Input and output file in qiime feature-classifier classify-sklearn different Feature IDs

Hi, I have a problem when classifying sequences. The taxonomy output file has different feature IDs than the input rep-seqs file. Only a few feature IDs are the same. Otherwise the taxonomy file looks fine.
I use the latest version of Qiime2 (2020.2) and run this command:
qiime feature-classifier classify-sklearn --i-classifier silva-132-99-nb-classifier.qza --i-reads B-rep-seqs.qza --o-classification B-taxonomy.qza
I downloaded the pre-trainedSilva reference database from the data resource page on the Qiime2 website (Silva 132 99% OTUs full-length sequences)
I can not find a previous similar issue in the forum, so I am hoping it is a simple mistake on my part. Hopefully someone can help.

Hi @AsaJac, could you please post both of these files here:

You can send via DM if these data need to be kept private

This will help us diagnose. Thanks!

Hi, the B samples worked, while the A samples did not. I have attached the files.

A-rep-seqs.qza (246.7 KB) A-taxonomy.qza (164.8 KB)

1 Like

Hi @AsaJac,
It looks like the issue a mix-up in filenames (or processing parameters).

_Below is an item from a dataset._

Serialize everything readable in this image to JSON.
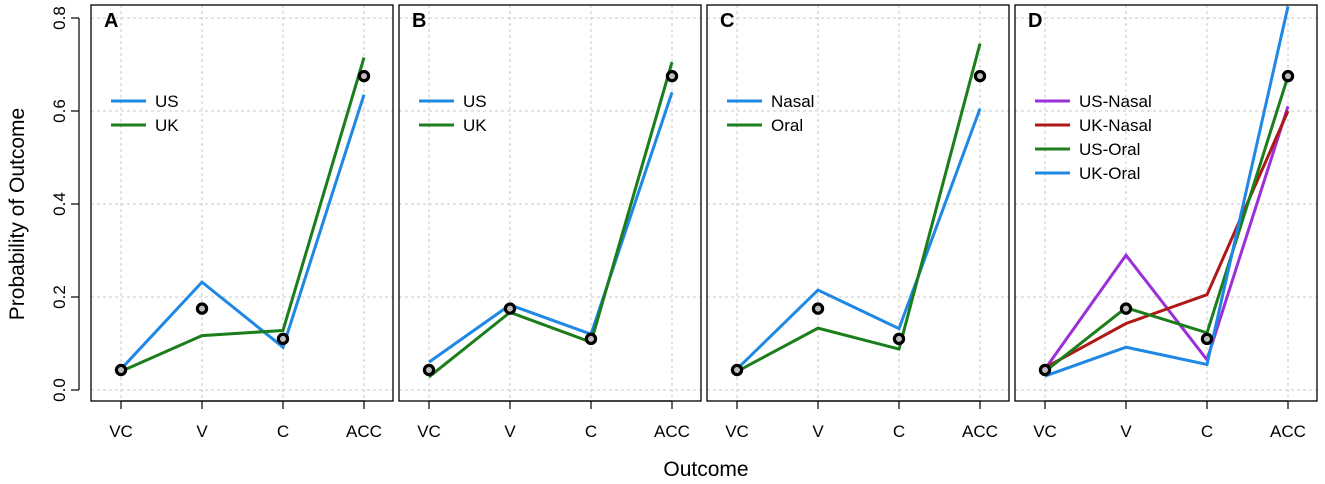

Take a look at the provenance in those two files (you can view this with… both artifacts come from the same original data, but diverge at the filter-samples step.

Specifically, the rep-seqs.qza were filtered where "[Primers]='A'" but the taxonomy was filtered where "[Primers]='B'", so the samples (and as a consequence the features) will not overlap 100% in the resulting table.

In other words, you filtered your rep seqs two different times and are trying to compare the taxonomy to the wrong rep seqs artifact.

I hope that helps!


That makes sense. I will try and look back in the filtering process, see if I can fix it. I am new to Qiime2, so thank you very much for your assistance, it is highly appreciated.


This topic was automatically closed 31 days after the last reply. New replies are no longer allowed.